Por Carlo Velho Masi


A sociedade contemporânea é marcada pela velocidade e pela urgência. A aceleração do tempo potencializa o risco, afetando frontalmente o Direito Penal e trazendo consequências diretas para o processo. Aury Lopes Jr. (2005, p. 49) aponta que “vivemos numa sociedade complexa, em que o risco está em todos os lugares, em todas as atividades e atinge a todos, de forma indiscriminada”. Ocorre que o Direito permanece alheio a essa mudança de velocidade e cria mecanismos artificiais na tentativa de acompanha-la. Por isso, o processo penal contemporâneo tem se notabilizado pela antecipação de tutela e pela “simplificação” procedimental, o que, por óbvio, resulta na relativização de determinados princípios outrora intocáveis. 

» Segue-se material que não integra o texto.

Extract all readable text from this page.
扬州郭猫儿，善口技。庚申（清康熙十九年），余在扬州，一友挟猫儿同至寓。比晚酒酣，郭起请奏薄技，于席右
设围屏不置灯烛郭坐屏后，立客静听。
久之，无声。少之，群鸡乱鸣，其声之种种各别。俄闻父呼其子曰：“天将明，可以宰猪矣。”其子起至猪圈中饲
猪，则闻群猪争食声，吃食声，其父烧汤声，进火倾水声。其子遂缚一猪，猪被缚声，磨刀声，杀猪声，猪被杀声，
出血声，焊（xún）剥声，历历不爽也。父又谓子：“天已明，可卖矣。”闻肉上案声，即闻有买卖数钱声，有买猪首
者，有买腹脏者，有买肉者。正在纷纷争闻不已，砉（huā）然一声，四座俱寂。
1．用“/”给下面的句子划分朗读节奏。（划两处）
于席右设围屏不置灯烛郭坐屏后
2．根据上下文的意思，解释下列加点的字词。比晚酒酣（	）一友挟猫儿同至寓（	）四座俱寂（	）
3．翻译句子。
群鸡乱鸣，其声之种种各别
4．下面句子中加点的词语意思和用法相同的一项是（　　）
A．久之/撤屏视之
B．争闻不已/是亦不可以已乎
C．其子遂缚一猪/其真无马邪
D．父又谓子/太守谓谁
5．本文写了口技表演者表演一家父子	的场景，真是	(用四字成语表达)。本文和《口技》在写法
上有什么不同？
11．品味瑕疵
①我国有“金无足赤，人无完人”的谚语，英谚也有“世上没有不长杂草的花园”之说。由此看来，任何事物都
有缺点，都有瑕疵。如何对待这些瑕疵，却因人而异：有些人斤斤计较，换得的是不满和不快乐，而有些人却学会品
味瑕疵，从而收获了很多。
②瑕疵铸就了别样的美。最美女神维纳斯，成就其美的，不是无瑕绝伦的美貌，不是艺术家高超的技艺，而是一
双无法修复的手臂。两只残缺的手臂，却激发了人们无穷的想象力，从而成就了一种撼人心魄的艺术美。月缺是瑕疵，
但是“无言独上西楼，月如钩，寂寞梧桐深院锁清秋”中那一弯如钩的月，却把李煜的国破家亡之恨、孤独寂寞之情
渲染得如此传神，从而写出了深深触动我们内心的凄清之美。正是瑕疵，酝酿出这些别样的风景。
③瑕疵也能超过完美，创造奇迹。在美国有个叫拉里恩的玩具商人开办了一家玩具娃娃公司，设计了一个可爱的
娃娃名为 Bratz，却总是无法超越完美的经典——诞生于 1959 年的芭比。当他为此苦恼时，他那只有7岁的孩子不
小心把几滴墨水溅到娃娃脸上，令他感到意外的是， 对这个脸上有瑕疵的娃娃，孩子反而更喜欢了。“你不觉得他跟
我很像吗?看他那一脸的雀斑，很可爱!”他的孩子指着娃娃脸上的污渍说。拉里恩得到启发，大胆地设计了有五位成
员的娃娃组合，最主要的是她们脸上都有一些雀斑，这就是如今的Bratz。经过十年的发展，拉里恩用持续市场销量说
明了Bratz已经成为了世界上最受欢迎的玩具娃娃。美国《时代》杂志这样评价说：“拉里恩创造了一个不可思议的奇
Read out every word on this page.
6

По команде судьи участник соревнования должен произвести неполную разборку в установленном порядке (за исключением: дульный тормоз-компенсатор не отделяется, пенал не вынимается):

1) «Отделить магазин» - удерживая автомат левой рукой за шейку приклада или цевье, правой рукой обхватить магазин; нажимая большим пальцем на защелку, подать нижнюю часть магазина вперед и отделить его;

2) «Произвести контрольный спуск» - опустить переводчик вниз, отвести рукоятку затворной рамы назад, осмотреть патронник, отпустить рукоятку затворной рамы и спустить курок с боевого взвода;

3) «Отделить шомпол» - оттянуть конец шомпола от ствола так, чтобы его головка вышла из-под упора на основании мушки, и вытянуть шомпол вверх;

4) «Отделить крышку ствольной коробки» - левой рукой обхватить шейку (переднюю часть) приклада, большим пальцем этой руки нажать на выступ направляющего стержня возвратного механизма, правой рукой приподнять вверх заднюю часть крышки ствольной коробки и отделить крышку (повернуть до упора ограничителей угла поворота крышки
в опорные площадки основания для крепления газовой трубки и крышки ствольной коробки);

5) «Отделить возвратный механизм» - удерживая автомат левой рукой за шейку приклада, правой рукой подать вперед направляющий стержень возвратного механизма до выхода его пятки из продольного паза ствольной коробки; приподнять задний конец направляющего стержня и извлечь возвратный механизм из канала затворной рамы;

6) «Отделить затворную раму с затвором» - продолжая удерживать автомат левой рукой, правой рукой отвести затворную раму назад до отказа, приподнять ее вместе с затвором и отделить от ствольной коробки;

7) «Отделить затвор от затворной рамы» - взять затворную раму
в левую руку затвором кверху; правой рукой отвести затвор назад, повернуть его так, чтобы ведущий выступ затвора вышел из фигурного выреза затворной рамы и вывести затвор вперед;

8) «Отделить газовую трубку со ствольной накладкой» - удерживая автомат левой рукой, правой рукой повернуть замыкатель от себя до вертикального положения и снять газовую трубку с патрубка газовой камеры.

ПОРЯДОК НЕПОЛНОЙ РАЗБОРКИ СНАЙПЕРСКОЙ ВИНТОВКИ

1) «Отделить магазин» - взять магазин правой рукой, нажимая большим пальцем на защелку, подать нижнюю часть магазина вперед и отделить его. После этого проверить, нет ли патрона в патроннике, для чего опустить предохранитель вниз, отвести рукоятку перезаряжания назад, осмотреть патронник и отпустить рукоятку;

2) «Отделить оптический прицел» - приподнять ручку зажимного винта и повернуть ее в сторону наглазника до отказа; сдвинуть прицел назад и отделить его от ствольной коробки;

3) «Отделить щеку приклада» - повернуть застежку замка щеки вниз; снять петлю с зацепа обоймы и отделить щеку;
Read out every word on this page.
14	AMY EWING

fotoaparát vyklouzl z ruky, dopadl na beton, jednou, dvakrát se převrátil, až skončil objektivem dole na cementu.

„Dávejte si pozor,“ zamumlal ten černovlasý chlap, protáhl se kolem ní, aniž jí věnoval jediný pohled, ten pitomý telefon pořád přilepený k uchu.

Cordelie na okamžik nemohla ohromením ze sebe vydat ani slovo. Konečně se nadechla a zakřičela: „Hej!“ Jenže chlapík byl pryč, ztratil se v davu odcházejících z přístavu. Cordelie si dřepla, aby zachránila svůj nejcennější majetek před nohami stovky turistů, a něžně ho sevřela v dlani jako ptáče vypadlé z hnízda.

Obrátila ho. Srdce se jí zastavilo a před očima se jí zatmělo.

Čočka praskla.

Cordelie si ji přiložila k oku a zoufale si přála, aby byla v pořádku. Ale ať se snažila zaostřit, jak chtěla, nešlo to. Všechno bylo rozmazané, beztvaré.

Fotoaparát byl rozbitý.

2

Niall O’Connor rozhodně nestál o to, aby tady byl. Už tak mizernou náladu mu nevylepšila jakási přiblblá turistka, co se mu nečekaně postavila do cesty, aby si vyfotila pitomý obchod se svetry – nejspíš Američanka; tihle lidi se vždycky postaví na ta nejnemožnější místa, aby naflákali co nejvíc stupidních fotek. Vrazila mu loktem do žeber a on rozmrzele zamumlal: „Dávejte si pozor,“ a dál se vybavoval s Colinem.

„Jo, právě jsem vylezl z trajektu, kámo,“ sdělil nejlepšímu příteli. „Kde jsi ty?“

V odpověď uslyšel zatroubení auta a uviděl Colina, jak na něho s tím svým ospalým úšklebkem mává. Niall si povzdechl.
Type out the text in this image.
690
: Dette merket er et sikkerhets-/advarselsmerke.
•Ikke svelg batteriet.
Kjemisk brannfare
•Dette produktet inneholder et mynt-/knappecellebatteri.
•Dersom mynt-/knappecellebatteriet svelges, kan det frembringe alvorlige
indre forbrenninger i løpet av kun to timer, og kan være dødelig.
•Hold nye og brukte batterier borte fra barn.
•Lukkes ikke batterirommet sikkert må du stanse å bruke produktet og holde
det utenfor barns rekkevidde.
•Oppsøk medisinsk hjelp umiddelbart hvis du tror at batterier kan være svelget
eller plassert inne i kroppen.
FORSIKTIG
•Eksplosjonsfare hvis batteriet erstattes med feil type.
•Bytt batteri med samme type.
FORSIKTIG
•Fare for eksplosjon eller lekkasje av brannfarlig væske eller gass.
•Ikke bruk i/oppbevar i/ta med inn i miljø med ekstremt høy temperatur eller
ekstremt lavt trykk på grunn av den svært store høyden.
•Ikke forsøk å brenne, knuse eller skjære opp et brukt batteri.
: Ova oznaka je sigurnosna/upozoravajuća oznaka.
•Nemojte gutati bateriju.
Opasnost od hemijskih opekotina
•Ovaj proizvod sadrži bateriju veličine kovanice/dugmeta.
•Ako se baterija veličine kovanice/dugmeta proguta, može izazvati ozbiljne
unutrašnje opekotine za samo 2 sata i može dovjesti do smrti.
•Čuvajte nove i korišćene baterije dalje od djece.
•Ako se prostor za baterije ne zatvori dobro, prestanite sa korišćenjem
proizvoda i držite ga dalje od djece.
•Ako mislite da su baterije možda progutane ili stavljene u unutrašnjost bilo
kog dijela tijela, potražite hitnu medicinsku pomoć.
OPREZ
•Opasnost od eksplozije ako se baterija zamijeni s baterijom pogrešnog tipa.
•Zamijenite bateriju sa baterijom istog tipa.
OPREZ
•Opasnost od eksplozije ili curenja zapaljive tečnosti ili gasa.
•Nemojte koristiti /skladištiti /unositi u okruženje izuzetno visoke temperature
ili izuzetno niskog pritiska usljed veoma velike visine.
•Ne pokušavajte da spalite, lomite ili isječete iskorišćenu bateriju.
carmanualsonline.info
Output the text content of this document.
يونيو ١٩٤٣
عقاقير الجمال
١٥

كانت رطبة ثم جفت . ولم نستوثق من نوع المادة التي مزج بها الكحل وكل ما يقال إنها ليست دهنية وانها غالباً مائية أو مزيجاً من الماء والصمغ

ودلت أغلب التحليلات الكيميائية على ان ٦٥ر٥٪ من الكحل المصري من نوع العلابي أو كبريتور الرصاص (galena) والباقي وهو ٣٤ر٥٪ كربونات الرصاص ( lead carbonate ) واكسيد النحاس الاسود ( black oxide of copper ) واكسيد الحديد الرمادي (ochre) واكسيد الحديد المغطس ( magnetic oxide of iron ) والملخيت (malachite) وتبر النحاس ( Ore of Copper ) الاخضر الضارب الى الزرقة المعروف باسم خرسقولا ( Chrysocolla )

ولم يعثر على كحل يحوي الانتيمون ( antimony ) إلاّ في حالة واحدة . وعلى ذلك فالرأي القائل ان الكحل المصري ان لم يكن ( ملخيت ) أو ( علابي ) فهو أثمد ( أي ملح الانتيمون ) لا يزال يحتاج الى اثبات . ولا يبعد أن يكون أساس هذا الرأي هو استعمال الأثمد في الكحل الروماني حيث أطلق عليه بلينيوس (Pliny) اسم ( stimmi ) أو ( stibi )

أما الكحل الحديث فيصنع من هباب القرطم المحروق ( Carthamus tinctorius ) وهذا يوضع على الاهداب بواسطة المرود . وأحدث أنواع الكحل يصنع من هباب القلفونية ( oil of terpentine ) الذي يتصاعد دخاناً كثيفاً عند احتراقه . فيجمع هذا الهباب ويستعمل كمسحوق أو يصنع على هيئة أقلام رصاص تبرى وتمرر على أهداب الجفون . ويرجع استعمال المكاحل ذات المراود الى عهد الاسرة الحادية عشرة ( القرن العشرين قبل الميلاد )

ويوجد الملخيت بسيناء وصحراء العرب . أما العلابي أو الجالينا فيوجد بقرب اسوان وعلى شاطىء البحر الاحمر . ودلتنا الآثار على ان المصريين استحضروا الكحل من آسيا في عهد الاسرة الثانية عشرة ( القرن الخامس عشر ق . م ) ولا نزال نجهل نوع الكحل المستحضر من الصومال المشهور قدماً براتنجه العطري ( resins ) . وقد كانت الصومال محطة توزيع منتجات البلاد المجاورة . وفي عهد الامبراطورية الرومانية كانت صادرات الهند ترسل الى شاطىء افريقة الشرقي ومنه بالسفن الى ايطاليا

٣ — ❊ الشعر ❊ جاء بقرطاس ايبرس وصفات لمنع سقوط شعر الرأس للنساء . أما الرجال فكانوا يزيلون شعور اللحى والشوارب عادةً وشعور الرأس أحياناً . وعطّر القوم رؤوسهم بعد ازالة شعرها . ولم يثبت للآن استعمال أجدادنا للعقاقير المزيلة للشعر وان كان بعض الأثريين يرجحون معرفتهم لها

Ost afirma que a urgência, de “temporalidade do excepcional” transforma-se em “exceção generalizada”, o que, no âmbito do Direito, significa a abreviação das formas, dos prazos e dos processos (OST, 2001, pp. 359-360). Fauzi Hassan Choukr (2002, p. 6) fala, neste contexto, num “Processo Penal de Emergência”, que “vai significar aquilo que foge dos padrões tradicionais de tratamento pelo sistema repressivo, constituindo um subsistema de derrogação dos cânones culturais empregados na normalidade”.

O processo penal é, por si só, um gerador de estigmatização social e jurídica, razão pela qual sua aceleração é sempre tida como uma necessidade premente. Todavia, é preciso ter o cuidado de operacionalizar esta agilização sem a supressão de direitos fundamentais (“justicialismo”). Os avanços da modernidade não só permitem, como tornam impositiva a inserção de mecanismos tecnológicos no processo, o que, além da “racionalização de uma burocracia estupidamente retrógrada e que está arraigada no ritual judiciário” (Lopes Jr; Badaró, 2006), bem pode contribuir para a diminuição da “pena processual” a que todos os réus são submetidos.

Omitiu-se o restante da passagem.